Abdul Mehdi pledged to abolish this process and replace it with the selection of “technocrats” who would be primarily interested in the nation.
This pledge proved to be impossible to entirely keep. Instead of the “technocrat” approach replacing the previous system, Abdul Mehdi selected from three candidates offered by the political parties for each post as opposed to the parties self-selecting an automatic Minister “bought” with their parliamentary votes. After reviewing these slates, Abdul Mehdi made the final pick from those lists. It is marginally better than the old system but still allows for too much cronyism. As those of us from Chicago know best, corruption dies hard.
Further, Abdul Mehdi was unable to get all of the Ministers required selected at once. Power struggles and party politics kept the new Prime Minister from filing the last eight positions. In these eight are the most influential and important Ministers including Defense Minister and the Interior Minister (the DoD and Homeland Security equivalents in the United States).
The new Prime Minister viewed the partial selection as more important than waiting for a complete slate to be acceptable. This is because his own position and his Cabinet must be approved by the deadline of the Second of November.
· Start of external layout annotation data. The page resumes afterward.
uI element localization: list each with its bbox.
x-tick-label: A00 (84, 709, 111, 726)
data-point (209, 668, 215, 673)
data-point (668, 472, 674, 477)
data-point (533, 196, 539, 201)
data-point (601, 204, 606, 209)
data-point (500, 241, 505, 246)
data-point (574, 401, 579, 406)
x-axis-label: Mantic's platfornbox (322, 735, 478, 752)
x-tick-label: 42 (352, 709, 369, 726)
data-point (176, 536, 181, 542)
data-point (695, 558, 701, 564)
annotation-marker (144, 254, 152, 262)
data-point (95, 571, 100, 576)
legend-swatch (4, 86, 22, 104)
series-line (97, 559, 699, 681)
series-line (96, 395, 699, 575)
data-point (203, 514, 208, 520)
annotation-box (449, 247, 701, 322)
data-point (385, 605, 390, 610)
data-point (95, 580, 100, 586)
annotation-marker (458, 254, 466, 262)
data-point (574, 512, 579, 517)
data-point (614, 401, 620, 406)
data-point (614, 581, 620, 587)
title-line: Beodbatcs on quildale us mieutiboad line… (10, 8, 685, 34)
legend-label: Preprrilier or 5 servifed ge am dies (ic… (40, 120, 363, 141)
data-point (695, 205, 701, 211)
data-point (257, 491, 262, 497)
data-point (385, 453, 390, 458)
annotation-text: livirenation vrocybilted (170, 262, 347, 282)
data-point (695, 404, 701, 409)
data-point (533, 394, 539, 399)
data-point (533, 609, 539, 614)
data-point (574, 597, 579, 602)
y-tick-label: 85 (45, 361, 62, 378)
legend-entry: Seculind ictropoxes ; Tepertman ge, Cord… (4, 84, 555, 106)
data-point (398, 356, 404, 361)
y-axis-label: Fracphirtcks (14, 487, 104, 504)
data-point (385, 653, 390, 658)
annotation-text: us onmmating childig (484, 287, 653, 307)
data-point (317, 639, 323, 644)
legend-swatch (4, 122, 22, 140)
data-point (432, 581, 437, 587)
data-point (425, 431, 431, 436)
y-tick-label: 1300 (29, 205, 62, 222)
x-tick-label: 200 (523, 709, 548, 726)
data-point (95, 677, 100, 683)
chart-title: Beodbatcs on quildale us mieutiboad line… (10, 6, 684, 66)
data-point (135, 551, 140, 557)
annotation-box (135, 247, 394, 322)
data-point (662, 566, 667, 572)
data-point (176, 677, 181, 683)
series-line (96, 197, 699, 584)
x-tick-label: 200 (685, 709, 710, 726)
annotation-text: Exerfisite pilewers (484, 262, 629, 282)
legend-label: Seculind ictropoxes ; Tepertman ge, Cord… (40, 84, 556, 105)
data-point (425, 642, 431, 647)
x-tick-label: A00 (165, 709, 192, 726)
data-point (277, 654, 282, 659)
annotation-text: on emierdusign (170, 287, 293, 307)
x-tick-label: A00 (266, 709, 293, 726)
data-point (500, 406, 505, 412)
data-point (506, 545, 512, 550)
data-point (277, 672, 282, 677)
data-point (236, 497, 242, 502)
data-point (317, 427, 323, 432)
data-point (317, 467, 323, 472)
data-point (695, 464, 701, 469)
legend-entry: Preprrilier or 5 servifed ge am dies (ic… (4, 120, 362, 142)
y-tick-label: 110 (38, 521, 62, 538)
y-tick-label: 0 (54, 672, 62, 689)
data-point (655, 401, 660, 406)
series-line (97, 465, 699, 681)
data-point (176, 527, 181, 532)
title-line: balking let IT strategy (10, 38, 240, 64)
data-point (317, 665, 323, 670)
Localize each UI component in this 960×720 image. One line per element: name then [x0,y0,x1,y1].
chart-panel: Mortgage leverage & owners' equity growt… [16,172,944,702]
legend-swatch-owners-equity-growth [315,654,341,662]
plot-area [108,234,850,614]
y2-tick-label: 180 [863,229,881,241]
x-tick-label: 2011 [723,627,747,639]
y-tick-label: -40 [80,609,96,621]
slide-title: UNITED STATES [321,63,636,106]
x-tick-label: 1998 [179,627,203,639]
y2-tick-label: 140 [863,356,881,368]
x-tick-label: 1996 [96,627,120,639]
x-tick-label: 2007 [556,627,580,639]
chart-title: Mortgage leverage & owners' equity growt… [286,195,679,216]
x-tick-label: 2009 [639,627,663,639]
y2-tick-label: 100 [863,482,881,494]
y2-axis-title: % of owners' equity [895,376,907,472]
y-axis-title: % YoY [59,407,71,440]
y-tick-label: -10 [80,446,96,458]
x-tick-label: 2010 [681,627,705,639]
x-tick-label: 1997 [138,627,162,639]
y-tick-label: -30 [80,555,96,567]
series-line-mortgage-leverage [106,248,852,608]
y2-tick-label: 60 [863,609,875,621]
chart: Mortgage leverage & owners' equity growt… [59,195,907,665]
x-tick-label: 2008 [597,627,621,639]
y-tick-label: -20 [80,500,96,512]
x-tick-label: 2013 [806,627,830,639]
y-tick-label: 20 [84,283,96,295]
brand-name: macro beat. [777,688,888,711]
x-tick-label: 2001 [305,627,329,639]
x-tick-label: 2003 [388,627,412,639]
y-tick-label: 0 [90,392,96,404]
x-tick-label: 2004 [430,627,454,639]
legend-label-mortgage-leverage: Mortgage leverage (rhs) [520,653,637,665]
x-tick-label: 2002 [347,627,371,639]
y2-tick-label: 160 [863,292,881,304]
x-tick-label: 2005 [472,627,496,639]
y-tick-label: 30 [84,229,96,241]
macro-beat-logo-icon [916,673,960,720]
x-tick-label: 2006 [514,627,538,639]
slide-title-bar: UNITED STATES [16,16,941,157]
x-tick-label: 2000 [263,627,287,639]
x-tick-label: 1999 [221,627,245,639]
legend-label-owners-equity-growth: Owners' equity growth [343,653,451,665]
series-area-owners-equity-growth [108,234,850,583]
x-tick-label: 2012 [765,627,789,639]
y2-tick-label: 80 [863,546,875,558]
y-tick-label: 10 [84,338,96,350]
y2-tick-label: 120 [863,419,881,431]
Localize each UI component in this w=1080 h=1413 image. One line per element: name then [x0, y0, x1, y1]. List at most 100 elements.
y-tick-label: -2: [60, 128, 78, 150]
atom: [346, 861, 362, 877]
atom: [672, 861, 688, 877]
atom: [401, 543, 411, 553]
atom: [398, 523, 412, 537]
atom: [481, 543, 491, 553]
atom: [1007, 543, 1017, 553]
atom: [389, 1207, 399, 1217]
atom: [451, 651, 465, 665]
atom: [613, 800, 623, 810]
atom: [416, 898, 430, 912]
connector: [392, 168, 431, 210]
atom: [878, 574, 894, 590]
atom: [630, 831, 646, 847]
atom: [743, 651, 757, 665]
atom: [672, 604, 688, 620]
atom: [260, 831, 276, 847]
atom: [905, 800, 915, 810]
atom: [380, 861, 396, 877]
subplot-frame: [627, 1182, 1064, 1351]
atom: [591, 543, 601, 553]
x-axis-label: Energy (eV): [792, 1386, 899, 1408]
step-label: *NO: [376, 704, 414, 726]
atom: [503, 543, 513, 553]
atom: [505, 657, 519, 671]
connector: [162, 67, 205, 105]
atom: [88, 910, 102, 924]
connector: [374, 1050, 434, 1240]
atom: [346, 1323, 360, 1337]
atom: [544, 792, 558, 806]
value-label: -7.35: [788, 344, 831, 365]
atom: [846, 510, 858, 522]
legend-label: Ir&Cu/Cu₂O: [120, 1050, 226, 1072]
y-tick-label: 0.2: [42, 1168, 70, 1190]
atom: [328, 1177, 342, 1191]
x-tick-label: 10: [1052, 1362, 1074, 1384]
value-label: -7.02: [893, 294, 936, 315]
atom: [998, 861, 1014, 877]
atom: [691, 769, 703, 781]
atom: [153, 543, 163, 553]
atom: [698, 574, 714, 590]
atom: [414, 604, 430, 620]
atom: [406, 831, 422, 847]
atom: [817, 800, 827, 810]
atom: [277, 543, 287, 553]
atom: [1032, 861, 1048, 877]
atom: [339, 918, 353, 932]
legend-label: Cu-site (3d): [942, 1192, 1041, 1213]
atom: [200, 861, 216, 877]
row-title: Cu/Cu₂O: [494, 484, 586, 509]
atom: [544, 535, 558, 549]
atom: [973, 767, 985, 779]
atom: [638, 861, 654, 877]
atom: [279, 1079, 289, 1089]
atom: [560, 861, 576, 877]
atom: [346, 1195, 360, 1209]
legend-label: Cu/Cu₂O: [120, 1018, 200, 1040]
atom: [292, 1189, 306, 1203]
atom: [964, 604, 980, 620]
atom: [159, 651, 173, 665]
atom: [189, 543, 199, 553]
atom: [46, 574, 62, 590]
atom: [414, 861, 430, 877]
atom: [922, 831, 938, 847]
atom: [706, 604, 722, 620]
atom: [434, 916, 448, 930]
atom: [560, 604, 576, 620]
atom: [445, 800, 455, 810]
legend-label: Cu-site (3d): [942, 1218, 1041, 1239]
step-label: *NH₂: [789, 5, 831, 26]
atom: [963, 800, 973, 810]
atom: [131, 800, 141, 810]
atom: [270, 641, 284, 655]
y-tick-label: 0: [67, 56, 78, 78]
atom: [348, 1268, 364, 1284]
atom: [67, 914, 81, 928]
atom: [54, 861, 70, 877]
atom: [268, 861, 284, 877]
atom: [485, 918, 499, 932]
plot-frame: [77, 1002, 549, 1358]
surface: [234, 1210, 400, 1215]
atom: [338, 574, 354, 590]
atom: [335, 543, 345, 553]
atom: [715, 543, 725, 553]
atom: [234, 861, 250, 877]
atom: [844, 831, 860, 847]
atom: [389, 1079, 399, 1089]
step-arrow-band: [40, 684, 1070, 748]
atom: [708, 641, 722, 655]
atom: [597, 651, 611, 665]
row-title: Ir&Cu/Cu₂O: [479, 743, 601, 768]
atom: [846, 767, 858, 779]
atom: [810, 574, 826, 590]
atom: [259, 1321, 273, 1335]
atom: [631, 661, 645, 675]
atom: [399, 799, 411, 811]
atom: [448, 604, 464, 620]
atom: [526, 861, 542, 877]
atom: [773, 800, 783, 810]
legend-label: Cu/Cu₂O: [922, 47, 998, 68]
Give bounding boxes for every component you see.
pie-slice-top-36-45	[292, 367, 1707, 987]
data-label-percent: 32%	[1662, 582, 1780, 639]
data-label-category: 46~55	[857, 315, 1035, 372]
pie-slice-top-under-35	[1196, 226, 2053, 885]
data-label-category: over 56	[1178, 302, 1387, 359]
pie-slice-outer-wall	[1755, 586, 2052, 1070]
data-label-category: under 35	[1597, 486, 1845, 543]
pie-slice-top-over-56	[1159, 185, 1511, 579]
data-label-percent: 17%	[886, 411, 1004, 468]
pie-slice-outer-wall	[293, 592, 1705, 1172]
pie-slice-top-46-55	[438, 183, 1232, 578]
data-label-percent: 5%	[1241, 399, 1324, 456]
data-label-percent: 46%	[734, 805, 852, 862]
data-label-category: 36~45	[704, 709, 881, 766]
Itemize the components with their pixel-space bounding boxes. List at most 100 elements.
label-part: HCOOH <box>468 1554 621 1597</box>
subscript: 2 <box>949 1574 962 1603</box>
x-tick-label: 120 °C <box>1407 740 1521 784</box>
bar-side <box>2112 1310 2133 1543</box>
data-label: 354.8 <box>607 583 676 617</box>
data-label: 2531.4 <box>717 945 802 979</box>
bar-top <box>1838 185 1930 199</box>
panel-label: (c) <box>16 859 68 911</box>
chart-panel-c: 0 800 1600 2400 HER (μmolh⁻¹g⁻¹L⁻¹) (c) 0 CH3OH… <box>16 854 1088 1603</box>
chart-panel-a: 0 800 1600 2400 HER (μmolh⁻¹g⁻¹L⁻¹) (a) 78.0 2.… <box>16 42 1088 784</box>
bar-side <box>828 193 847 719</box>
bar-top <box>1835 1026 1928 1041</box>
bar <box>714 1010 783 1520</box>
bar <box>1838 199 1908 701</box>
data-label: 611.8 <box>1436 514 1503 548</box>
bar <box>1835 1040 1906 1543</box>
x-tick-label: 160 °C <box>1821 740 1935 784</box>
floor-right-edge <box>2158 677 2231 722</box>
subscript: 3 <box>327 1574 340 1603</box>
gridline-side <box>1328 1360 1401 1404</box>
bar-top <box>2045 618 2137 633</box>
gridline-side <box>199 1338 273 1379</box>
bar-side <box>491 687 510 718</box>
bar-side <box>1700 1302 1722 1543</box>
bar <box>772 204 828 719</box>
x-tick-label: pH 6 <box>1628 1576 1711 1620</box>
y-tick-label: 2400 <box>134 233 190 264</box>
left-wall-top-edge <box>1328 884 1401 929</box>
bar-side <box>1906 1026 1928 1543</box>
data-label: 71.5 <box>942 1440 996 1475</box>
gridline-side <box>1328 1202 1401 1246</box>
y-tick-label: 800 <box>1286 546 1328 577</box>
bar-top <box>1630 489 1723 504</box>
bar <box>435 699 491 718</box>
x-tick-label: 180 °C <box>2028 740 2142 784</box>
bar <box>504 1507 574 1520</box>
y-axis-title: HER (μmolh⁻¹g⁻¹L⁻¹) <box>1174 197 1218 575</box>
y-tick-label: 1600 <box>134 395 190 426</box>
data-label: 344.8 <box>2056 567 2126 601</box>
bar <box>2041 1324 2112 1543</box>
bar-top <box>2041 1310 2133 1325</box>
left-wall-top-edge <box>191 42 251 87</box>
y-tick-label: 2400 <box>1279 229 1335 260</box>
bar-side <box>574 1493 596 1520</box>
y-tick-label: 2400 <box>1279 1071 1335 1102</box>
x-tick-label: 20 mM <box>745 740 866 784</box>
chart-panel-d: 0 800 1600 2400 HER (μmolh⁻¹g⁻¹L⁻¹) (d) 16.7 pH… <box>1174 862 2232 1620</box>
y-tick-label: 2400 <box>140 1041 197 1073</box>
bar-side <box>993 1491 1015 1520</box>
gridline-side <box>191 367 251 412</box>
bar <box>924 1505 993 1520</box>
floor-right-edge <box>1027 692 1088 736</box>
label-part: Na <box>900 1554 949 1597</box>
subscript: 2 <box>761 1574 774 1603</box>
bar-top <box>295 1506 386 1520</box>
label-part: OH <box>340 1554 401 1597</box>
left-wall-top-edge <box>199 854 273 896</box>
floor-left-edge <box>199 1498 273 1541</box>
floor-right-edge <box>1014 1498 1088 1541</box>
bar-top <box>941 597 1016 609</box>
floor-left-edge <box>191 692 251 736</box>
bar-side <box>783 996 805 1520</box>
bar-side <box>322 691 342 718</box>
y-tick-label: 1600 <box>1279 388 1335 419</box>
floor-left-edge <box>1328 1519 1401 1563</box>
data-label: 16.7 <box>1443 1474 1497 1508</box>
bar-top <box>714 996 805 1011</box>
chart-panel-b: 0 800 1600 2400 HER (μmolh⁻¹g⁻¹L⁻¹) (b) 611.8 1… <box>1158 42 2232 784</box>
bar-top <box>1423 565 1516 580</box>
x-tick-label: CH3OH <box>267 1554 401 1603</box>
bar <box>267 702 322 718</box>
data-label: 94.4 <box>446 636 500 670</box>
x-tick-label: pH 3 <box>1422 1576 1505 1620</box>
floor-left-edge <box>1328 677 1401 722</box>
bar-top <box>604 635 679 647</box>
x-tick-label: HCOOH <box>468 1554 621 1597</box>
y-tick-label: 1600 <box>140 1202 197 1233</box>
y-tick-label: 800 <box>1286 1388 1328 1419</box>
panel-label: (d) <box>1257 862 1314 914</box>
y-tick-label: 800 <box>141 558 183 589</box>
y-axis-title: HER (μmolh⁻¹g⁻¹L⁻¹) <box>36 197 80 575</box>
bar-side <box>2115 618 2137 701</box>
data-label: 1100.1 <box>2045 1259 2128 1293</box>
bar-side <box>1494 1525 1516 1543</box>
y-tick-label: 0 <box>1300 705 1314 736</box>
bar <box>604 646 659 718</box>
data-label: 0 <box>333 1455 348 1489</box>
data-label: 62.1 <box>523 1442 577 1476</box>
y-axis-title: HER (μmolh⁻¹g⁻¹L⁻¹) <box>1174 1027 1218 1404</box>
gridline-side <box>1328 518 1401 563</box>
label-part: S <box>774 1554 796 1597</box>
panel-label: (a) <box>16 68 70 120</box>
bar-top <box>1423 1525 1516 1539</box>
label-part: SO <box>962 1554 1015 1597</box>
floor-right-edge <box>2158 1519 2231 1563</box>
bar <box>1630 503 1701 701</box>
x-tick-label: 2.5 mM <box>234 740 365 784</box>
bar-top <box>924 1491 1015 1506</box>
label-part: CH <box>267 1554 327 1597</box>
It is better to have half a loaf now and meet the deadline and assemble the rest later than to risk the entire slate of twenty-two Ministers to be confirmed all at the same time.
Key posts remain vacant
As for these last eight Ministers, the road will be rocky to reach a decision.
The Sunni believe that they are entitled to have the Defense Minister and will likely reject any choice that is not a Sunni.
The Iranian bloc wants to be responsible for appointing the Interior Minister (MoI). Iran wants the new Prime Minister to choose the MoI Minister from Iraq’s Popular Mobilization Forces (PMF). The PMF has been the Iraqi militia fighting ISIS. It has been thoroughly infiltrated by Iran and, in its role of protecting the borders; the PMF facilitates Iranian illicit activities and movement across the entire Northern Middle East. This was a huge sticking point with many Parliamentarians and led to a deferred decision.
Also the new PM pledged to completely change the cabinet, holding over no current Ministers. This pledge he was able to keep. Sadly but necessarily, the good went with the bad. Mohammed Shi’ia al Sudani, the former Minister of Work and acting Minister of Industry was swept out with the old. Mohammed al Sudani is known to me from my time in the Maysan Province where he was the Provincial Governor. He is honest and a good man. He is just the kind of man that belongs in government and I hope that there will be a future for him serving the Iraqi people.
Other frictional points in this process provide for future problems for the new Prime Minister.
First, there was no selection from the Basra Province to the cabinet. Basra is the second city of Iraq and has ordinarily been given the Ministers of Oil and Transportation. Iraq’s only port is in Basra and the people there feel that they are entitled to these Ministries because of the closeness of Basra to these issues. Also, Basra has been without a regular supply of water for some time now and there have been riots and general unrest. Abdul Mehdi must tread carefully here.
Second, the conscience of Iraq had spoken about government formation recently. Imam al Sistani recently gave a sermon “suggesting” that any new government should have several hallmarks. Among these are principally that there should be no holdovers, that the selections should be non-sectarian and that the political parties should not be the arbiters of the selection process. Abdul Mehdi was only able to meet these “suggestions” in part. Al Sistani, of course, has no formal role in the process but is ignored at the peril of the government. Their selection had better work out for all concerned or the government will almost certainly fall.
All in all, the process was a step forward to building an anti-corruption government. In hopes for the future, United States congratulated the progress of the new Prime Minister and Secretary of State Pompeo telephoned Mr. Abdul Mehdi to congratulate him and wish him well. The Western Nations have similarly signaled their approval as well.